I think it likes watching. Pervert.
-cue legendary music battle-
Actan's kinda neat looking. I like just how bizarre his legs look with the teeny tiny spindly forelegs and the massive chonky lower legs. It really does look like Dialga and the Alien Queen had a baby, though.
Quick Ball time!
The game then informs me that I have a feeling that it wouldn't work. It's really arbitrary when I can catch boss wild Pokemon and when I can't, huh?
Oh, Nuclear Slash my E. coli, huh? Well, no problem, because it absolutely misses. Silly legendary god...
...E. coli is a single-celled bacterium that commands electricity itself, it has risen as the hokage of a group of surfing ninjas. He does not have the concept of 'god', and he does not fear you, Actan! Be drained to death by paramecia!
Not really, it's just that the so-called legendary Pokemon of the volcanic mountain died to my amoeba.
Also, yeah, Kellyn, Bambo'o and Viking Gandalf show up to give some exposition about what's going on.
Viking Gandalf (I genuinely forgot his name) proceeds to give us some Skyrim style exposition. Apparently Actan's brother hangs out in the icy mountains near his gym.
And apparently in addition to being a big metal dinosaur monster, Lanthan speaks to the acolytes in Snowpoint gym through dreams. What is he, Cthulhu? For something that's built up to be so badass, Actan isn't even a threat to my team, and E. coli isn't even overlevelled.
Oh okay apparently Actan can just cure himself from radiation at any point in time, but he kept it through the battle with Ura because...? I dunno. I guess E. coli just ate all the radiation? Which means Bambo'o is just talking out of his ass when he's talking about how amazing this giant Actan creature is.
Y'know, I appreciate you taking LARP-ing seriously, but this is hardly the time.
Oh so Urayne shows up and beats the fuck out of Actan. Urayne, in his weakened form. Actan is looking more and more unimpressive by the minute. Also, how did Actan know that Urayne is a legendary Pokemon? Freaking Kellyn just randomly gave the designation like a couple of days back.
Yes, Urayne, in his weakened form, was too powerful for Actan.
I beat Urayne in a stronger form, when it had five other nuclear Pokemon helping it out.
Um, okay, you giant legendary Pokemon.
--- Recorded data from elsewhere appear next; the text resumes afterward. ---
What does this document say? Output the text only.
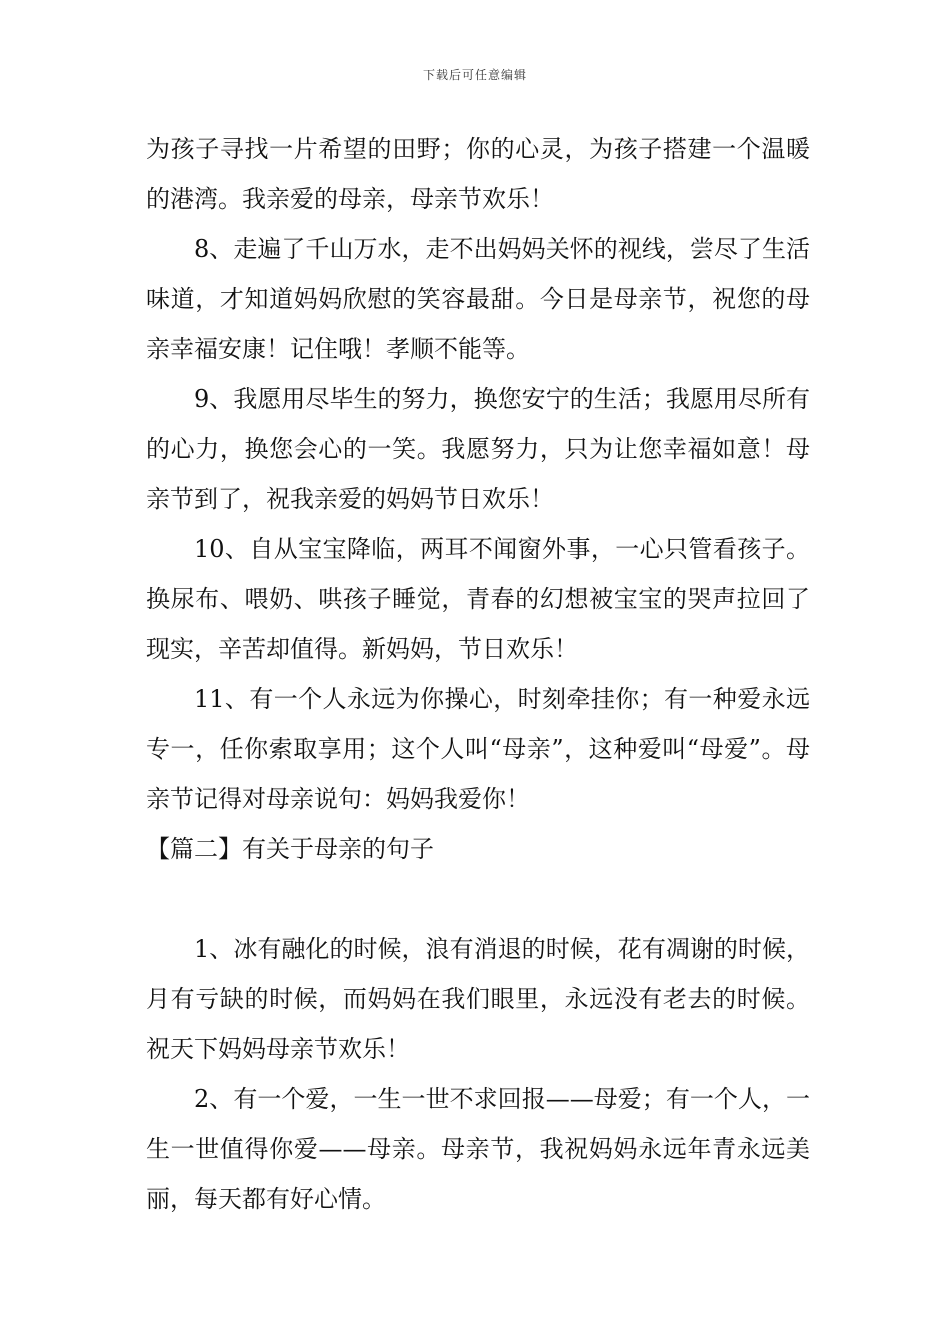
下载后可任意编辑

为孩子寻找一片希望的田野；你的心灵，为孩子搭建一个温暖的港湾。我亲爱的母亲，母亲节欢乐！

8、走遍了千山万水，走不出妈妈关怀的视线，尝尽了生活味道，才知道妈妈欣慰的笑容最甜。今日是母亲节，祝您的母亲幸福安康！记住哦！孝顺不能等。

9、我愿用尽毕生的努力，换您安宁的生活；我愿用尽所有的心力，换您会心的一笑。我愿努力，只为让您幸福如意！母亲节到了，祝我亲爱的妈妈节日欢乐！

10、自从宝宝降临，两耳不闻窗外事，一心只管看孩子。换尿布、喂奶、哄孩子睡觉，青春的幻想被宝宝的哭声拉回了现实，辛苦却值得。新妈妈，节日欢乐！

11、有一个人永远为你操心，时刻牵挂你；有一种爱永远专一，任你索取享用；这个人叫“母亲”，这种爱叫“母爱”。母亲节记得对母亲说句：妈妈我爱你！

【篇二】有关于母亲的句子

1、冰有融化的时候，浪有消退的时候，花有凋谢的时候，月有亏缺的时候，而妈妈在我们眼里，永远没有老去的时候。祝天下妈妈母亲节欢乐！

2、有一个爱，一生一世不求回报——母爱；有一个人，一生一世值得你爱——母亲。母亲节，我祝妈妈永远年青永远美丽，每天都有好心情。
I already have a legendary bug that's clearly a lot less of a pushover than you, but I guess it's pretty impressive to carry around a giant kaiju in my party.
LV-426 is Steel type, so there's a type overlap with Actan. Take a breather, my good alien friend, because it seems like I have to bring Actan for this plot-mandated fight.
Well duh. You dumb shit, Kellyn.
Suddenly the screen gets a filter put on it, and Curie does a villain laugh thing!
More generic ominous villain dialogue! Ultimate Power is apparently a proper noun!
Aw, look at Kellyn, trying to assert his authority, the fool. Didn't Urayne punching you in the cojones during your last encounter not tell you anything about your chances?
'Cause she's pretty clearly insane, Kellyn, my god, have you not been paying attention to her crazy villain monologues? It's not like she's being subtle.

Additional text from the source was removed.